Yamato Colony
In 1904 Jo Sakai and other Japanese immigrants arrived in north Boca Raton. Henry Flagler’s Model Land Company had invited the group to establish a farm community and use the Florida East Coast Railroad to ship their produce. The group called the settlement Yamato, which is an ancient name for Japan. Following other local farmers, the colony grew pineapples when they were profitable, and also grew citrus and vegetables. Most of the settlers were educated men who were unaccustomed to the hard labor, mosquitoes, and heat they encountered.
By World War II, most of the Yamato colonists had either moved to other states, or had returned to Japan because they had saved up the $500 needed to buy a house there.

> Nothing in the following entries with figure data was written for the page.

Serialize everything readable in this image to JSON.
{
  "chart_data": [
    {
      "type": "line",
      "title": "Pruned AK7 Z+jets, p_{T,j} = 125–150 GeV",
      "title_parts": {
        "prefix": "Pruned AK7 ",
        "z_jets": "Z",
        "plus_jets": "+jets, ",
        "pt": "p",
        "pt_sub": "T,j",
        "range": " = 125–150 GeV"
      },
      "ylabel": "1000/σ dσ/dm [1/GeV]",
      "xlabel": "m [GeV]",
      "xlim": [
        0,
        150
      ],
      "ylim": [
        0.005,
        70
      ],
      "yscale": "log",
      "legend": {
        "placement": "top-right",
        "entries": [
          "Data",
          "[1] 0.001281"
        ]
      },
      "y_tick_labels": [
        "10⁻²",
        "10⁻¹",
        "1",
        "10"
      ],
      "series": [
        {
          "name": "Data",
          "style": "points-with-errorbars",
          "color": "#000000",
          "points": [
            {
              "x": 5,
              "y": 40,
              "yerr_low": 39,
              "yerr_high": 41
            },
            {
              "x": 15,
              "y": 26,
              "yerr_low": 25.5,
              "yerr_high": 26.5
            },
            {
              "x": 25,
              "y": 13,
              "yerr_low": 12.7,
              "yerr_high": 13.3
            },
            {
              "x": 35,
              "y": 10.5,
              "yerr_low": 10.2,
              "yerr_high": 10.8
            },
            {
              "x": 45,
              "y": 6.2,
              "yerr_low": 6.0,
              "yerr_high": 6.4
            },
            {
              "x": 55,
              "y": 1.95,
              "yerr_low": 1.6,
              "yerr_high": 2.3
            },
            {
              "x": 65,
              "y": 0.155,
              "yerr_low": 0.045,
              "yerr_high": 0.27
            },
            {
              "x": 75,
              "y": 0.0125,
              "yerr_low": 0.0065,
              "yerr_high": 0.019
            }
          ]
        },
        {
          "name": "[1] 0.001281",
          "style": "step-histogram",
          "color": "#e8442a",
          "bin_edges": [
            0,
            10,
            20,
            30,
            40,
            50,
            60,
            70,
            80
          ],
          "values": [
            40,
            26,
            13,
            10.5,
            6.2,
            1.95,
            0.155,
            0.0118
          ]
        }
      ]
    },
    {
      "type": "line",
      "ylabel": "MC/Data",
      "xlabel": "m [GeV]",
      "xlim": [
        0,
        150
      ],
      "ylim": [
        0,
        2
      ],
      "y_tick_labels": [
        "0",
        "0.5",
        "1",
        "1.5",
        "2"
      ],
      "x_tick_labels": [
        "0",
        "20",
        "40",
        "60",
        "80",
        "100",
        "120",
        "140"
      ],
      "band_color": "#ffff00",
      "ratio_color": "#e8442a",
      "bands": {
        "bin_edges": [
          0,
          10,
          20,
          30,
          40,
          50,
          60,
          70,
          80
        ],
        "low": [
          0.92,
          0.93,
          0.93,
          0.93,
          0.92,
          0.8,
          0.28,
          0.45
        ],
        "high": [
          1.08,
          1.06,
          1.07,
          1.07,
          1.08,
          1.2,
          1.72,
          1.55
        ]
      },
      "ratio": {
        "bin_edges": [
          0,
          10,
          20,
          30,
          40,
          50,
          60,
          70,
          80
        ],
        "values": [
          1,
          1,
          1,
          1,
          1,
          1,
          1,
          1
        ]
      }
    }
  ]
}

The U.S. Army Air Corps forced the remaining colonists to sell their land for a training base, which eventually became the site of Florida Atlantic University and the Boca Raton Airport.

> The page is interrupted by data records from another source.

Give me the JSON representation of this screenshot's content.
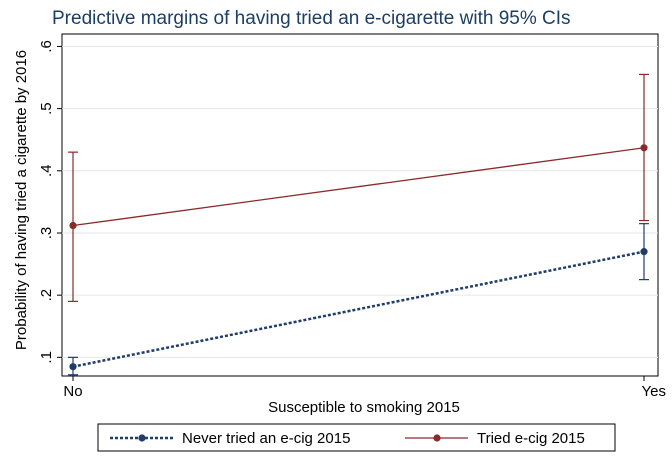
{
  "chart_data": {
    "type": "line",
    "title": "Predictive margins of having tried an e-cigarette with 95% CIs",
    "xlabel": "Susceptible to smoking 2015",
    "ylabel": "Probability of having tried a cigarette by 2016",
    "categories": [
      "No",
      "Yes"
    ],
    "ylim": [
      0.07,
      0.62
    ],
    "yticks": [
      0.1,
      0.2,
      0.3,
      0.4,
      0.5,
      0.6
    ],
    "ytick_labels": [
      ".1",
      ".2",
      ".3",
      ".4",
      ".5",
      ".6"
    ],
    "grid": true,
    "legend_position": "bottom",
    "series": [
      {
        "name": "Never tried an e-cig 2015",
        "values": [
          0.085,
          0.27
        ],
        "ci_low": [
          0.072,
          0.225
        ],
        "ci_high": [
          0.1,
          0.315
        ],
        "color": "#1f3d6b",
        "style": "dotted"
      },
      {
        "name": "Tried e-cig 2015",
        "values": [
          0.312,
          0.437
        ],
        "ci_low": [
          0.19,
          0.32
        ],
        "ci_high": [
          0.43,
          0.555
        ],
        "color": "#8b2a2a",
        "style": "solid"
      }
    ]
  }
}
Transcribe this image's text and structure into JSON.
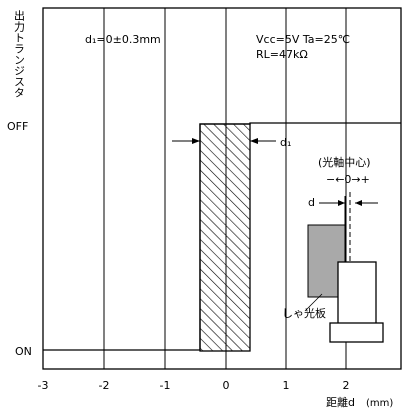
{
  "y_axis_label": "出力トランジスタ",
  "y_state_off": "OFF",
  "y_state_on": "ON",
  "x_axis_label": "距離d",
  "x_axis_unit": "(mm)",
  "x_ticks": [
    "-3",
    "-2",
    "-1",
    "0",
    "1",
    "2"
  ],
  "tolerance_note": "d₁=0±0.3mm",
  "conditions_line1": "Vcc=5V  Ta=25℃",
  "conditions_line2": "RL=47kΩ",
  "d1_label": "d₁",
  "optical_axis_center": "(光軸中心)",
  "axis_sign_label": "−←0→+",
  "d_label": "d",
  "shield_label": "しゃ光板",
  "colors": {
    "grid": "#000000",
    "shield_fill": "#a9a9a9",
    "hatch": "#000000"
  }
}
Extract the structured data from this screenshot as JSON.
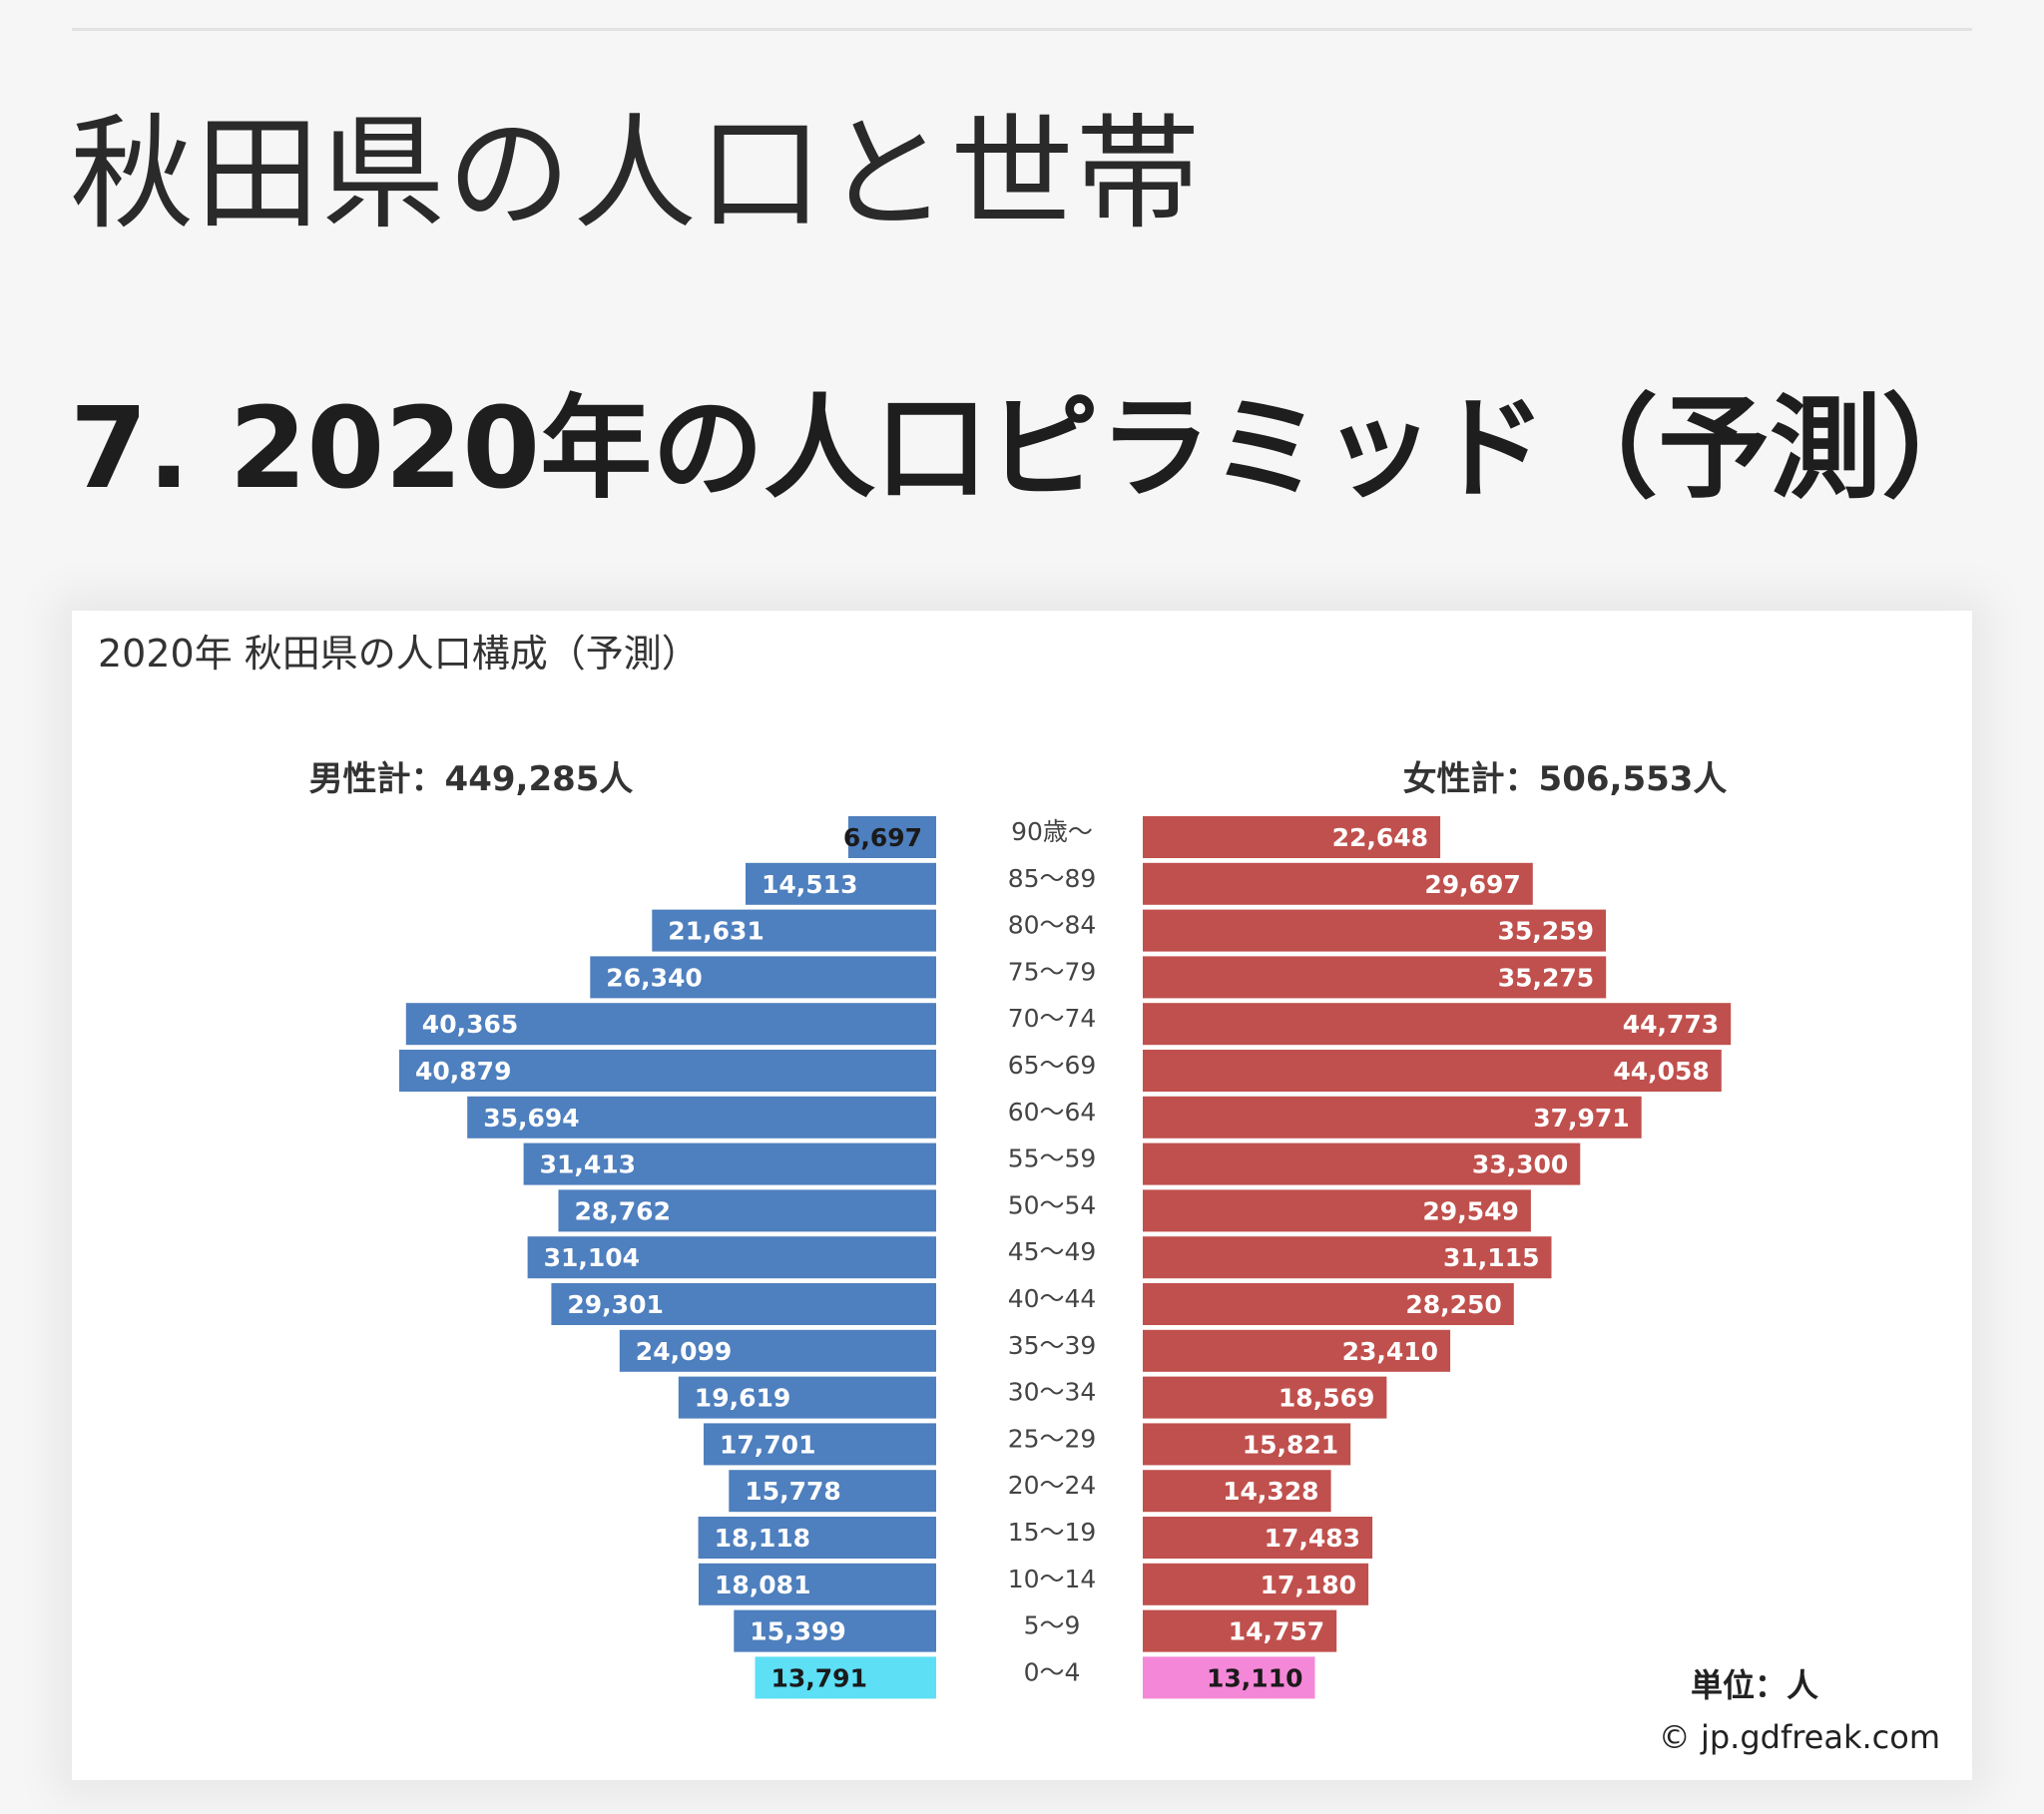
{
  "page": {
    "title": "秋田県の人口と世帯",
    "section_title": "7. 2020年の人口ピラミッド（予測）"
  },
  "chart_data": {
    "type": "bar",
    "orientation": "horizontal-pyramid",
    "title": "2020年 秋田県の人口構成（予測）",
    "male_total_label": "男性計：449,285人",
    "female_total_label": "女性計：506,553人",
    "unit_label": "単位：人",
    "credit": "© jp.gdfreak.com",
    "categories": [
      "90歳～",
      "85～89",
      "80～84",
      "75～79",
      "70～74",
      "65～69",
      "60～64",
      "55～59",
      "50～54",
      "45～49",
      "40～44",
      "35～39",
      "30～34",
      "25～29",
      "20～24",
      "15～19",
      "10～14",
      "5～9",
      "0～4"
    ],
    "series": [
      {
        "values": [
          6697,
          14513,
          21631,
          26340,
          40365,
          40879,
          35694,
          31413,
          28762,
          31104,
          29301,
          24099,
          19619,
          17701,
          15778,
          18118,
          18081,
          15399,
          13791
        ],
        "labels": [
          "6,697",
          "14,513",
          "21,631",
          "26,340",
          "40,365",
          "40,879",
          "35,694",
          "31,413",
          "28,762",
          "31,104",
          "29,301",
          "24,099",
          "19,619",
          "17,701",
          "15,778",
          "18,118",
          "18,081",
          "15,399",
          "13,791"
        ],
        "color": "#4e7fbe",
        "highlight_color": "#5ddff5"
      },
      {
        "values": [
          22648,
          29697,
          35259,
          35275,
          44773,
          44058,
          37971,
          33300,
          29549,
          31115,
          28250,
          23410,
          18569,
          15821,
          14328,
          17483,
          17180,
          14757,
          13110
        ],
        "labels": [
          "22,648",
          "29,697",
          "35,259",
          "35,275",
          "44,773",
          "44,058",
          "37,971",
          "33,300",
          "29,549",
          "31,115",
          "28,250",
          "23,410",
          "18,569",
          "15,821",
          "14,328",
          "17,483",
          "17,180",
          "14,757",
          "13,110"
        ],
        "color": "#c0504d",
        "highlight_color": "#f587d8"
      }
    ],
    "xlim": [
      0,
      45000
    ],
    "grid": false
  }
}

George Sukeji Morikami, the only uneducated colonist, arrived when he was nineteen, planning to earn a quick fortune and return to Japan. He lost nearly everything during the Depression, and again during World War II, and was refused loans because of anti-Japanese sentiment. But slowly Morikami accumulated over 200 acres in Delray Beach, which he farmed until his death in 1976. He donated 40 acres to the University of Florida for an experimental farm, and the rest to Palm Beach County. Morikami, Inc., a nonprofit organization, has partnered with the county to build the Morikami Museum and Japanese Gardens into America’s foremost center for Japanese culture.